Giulio Cesare

21295_10151596183458679_156535894_nThe  MET HD performance of Handel’s Giulio Cesare written in on our calendars for yesterday afternoon.
We have enjoyed many of the high-definition live simulcasts from the Metropolitan Opera stage.  Amazing music, plus wonderful camera close-ups and glimpses of back-stage transformations.  Real opera… affordably priced… a fifteen minute drive away. What’s to lose except a glorious June day? But after we checked the reviews, we decided not to go. 4 1/2 hours, plus that “lost time” in transportation, getting tickets, waiting for it to start… And the staging!

My husband loathes what he describes as “gimmicky” attempts to reinterpret or modernize the “classics”.  I argue back that a really good plot and interesting characters can override one’s preconceptions and that even jarring anachronisms can be ignored if the whole thing “works”.  Then I bring up Romeo and Juliet and West Side Story. He will concede that some may consider this the exception that proves the rule… but that I can’t win an argument this important based on one dated and obvious example.

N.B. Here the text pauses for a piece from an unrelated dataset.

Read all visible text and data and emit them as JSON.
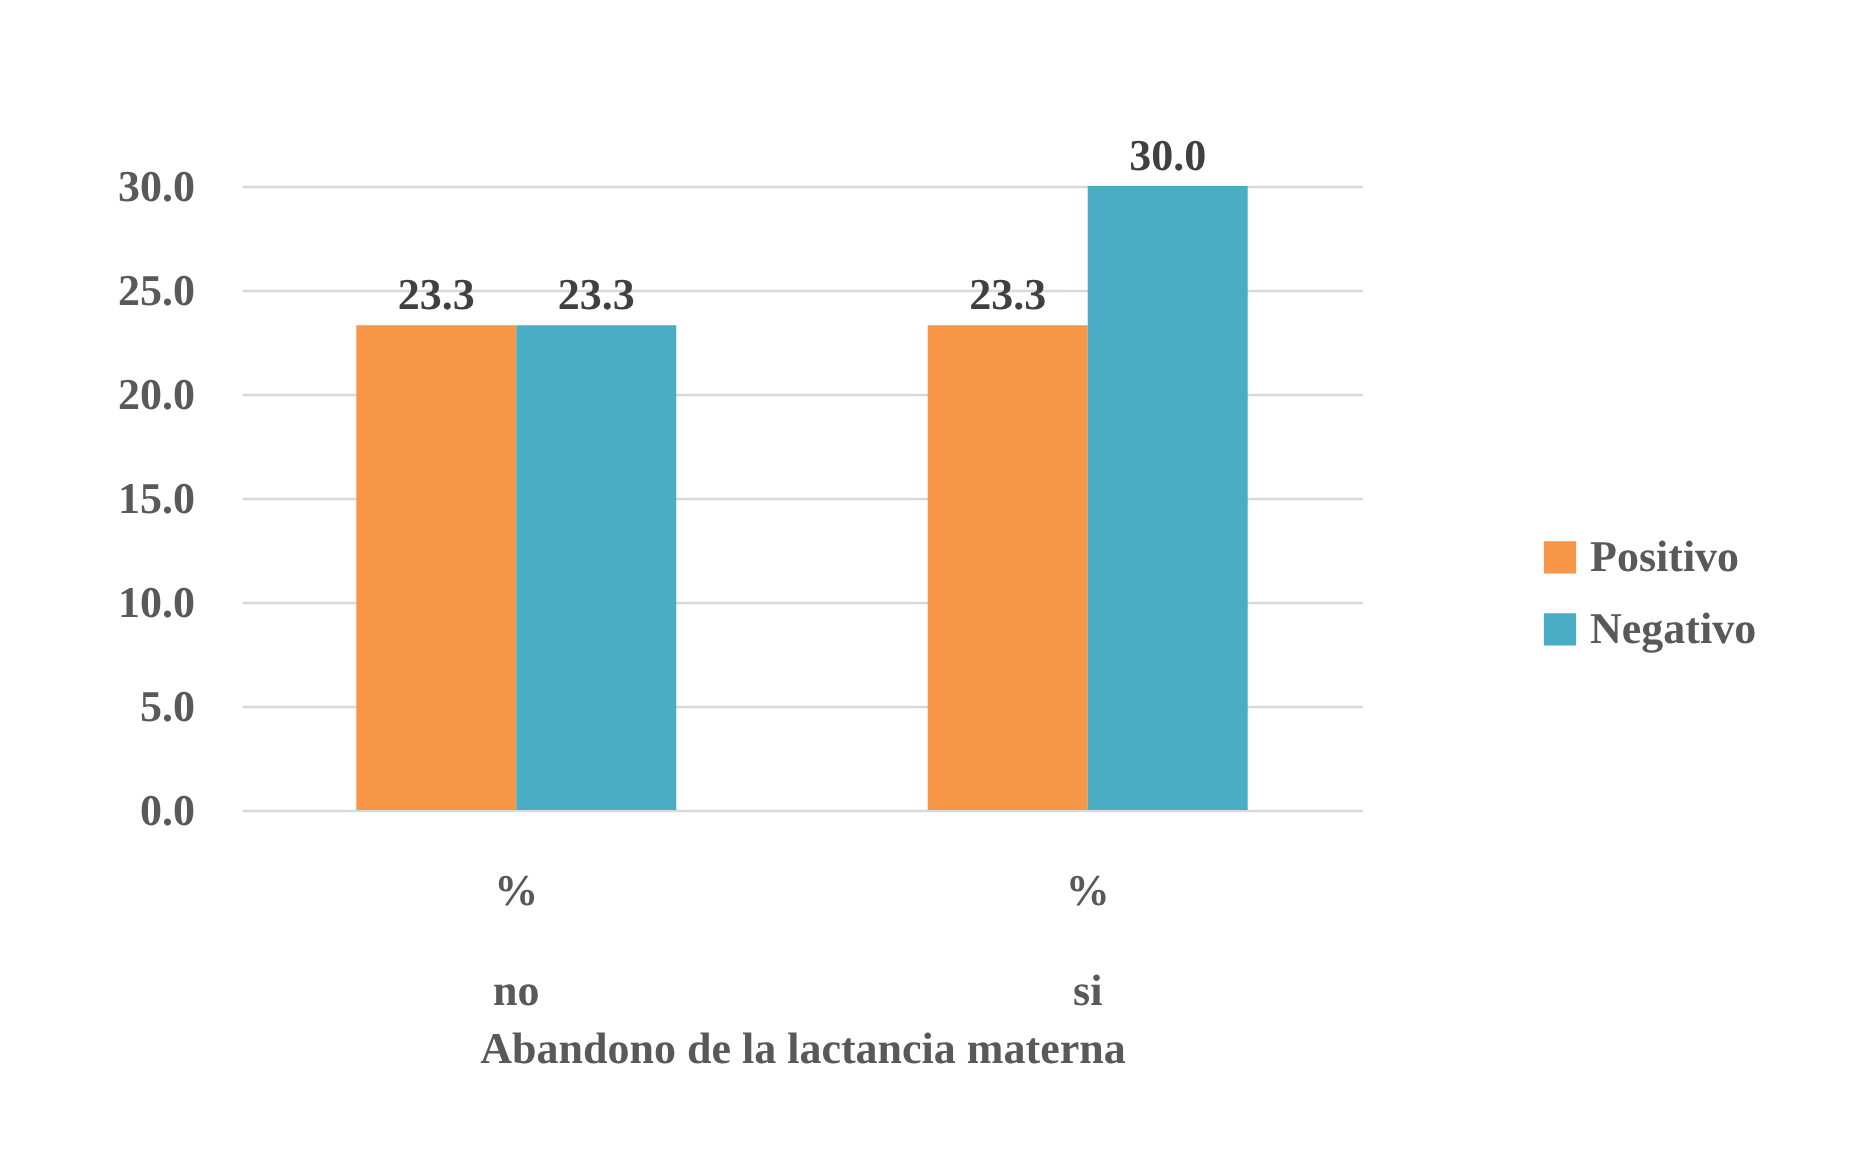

Review: Handel in Bollywood comes to the Met

The British in Egypt: McVicar’s Giulio Cesare triumphs at the Met

Flapper Cleopatra Woos Julius in Sexy Black Dress

At the Stratford Festival, a friend recently saw Mary Stuart by Friedrich Schiller “in a new version by Peter Oswald”.  A week later she was still annoyed and upset about the way the second act distorted and ignored the integrity of the original. Yet it received wonderful reviews.  ” You might think you know the story of Mary, Queen of Scots and her struggle for the throne of England with Elizabeth I, but in Peter Oswald’s brilliant adaptation, it all acquires new meaning.”  Maybe it is a contemporary disadvantage to know the original too well!

Later in the month we will be going to Stratford to see Measure for Measure.  Should I take the time to reread Shakespeare’s original before I go… will having that fresh in mind add to or detract from my experience of the stage production?

The Metropolitan Opera and the Stratford Festival are the best of the best… and they perform the classics as no one else even attempts.  Should we applaud or regret their attempts to modernize and re-interpret our favourites, to attempt to make them more amusing, interesting, or relevant to audiences who do not know or do not care for the originals?

And what would happen if they don’t?